Ah ah, les fameux isolements qui ont laissé à chaque explorateur urbain un délicieux frisson dans l'échine ! L'occupant de chaque cellule pouvait être observé de deux façons : par le couloir de circulation proprement dit, dont les portes solidement fermées étaient munies d'un guichet, et par le couloir arrière de surveillance, séparé des cellules par des blocs de verre armé et par des vitres ouvrantes protégées de grilles. C'est depuis ce couloir que les surveillants manoeuvraient les chasses d'eau, la chaîne pouvant sans doute être une arme redoutable, ne serait-ce que d'autolyse.

Le siège à la turque était donc moulé dans la cellule. On remarque que les locaux ne sont pas capitonnés.
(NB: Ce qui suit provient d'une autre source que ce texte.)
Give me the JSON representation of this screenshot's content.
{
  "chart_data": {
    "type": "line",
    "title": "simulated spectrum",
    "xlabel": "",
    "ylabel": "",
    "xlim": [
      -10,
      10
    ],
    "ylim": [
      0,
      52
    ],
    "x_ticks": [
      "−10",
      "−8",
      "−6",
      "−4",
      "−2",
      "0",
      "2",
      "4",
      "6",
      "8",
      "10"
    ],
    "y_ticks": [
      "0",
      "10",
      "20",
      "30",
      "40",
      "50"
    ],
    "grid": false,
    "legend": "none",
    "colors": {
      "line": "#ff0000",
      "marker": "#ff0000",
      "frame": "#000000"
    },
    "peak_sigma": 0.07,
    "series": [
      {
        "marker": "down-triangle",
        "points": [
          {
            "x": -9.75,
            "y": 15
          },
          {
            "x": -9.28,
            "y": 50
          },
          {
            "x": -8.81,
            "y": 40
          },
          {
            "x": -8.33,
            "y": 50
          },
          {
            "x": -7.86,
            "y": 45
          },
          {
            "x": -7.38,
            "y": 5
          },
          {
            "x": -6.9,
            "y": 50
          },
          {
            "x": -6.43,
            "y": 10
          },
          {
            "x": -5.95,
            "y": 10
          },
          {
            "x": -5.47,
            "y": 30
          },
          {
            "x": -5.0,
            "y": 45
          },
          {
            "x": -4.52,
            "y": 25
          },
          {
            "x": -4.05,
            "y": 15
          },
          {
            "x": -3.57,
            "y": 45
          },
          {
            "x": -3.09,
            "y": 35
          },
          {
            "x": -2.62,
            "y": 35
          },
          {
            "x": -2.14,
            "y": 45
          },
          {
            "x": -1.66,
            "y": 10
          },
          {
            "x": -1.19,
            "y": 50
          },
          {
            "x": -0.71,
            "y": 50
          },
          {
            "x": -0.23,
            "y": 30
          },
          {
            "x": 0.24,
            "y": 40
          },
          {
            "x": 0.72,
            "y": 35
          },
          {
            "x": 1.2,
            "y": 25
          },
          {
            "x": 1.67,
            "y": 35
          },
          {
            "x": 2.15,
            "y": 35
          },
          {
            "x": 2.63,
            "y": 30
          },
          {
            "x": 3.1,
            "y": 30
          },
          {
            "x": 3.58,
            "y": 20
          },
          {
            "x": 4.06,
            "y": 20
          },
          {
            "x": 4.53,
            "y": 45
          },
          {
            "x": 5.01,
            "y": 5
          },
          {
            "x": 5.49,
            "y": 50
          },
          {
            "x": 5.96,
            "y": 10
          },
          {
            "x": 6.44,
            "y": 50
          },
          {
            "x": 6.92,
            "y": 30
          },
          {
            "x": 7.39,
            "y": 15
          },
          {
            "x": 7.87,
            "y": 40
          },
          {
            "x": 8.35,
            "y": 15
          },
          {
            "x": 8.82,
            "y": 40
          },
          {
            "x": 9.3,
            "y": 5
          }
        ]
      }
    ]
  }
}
Probablement les agités trop véhéments étaient-ils entravés par une camisole ou attachés à leur lit.
Les sous-sols, utilisés initialement comme servitudes (calorifère, charbon, puits, etc.) furent assez vite récupérés. La construction en voûtes maçonnées les rendit très désirables en tant qu'abris de défense passive. Ils servaient aussi à la cuisine semi-enterrée (sous le pavillon blanc, et communiquant avec le rez-de-chaussée par le monte-plats déjà vu), ainsi qu'à l'installation d'une petite morgue réfrigérée (localisée sous l'aile parallèle à la rue Baugin).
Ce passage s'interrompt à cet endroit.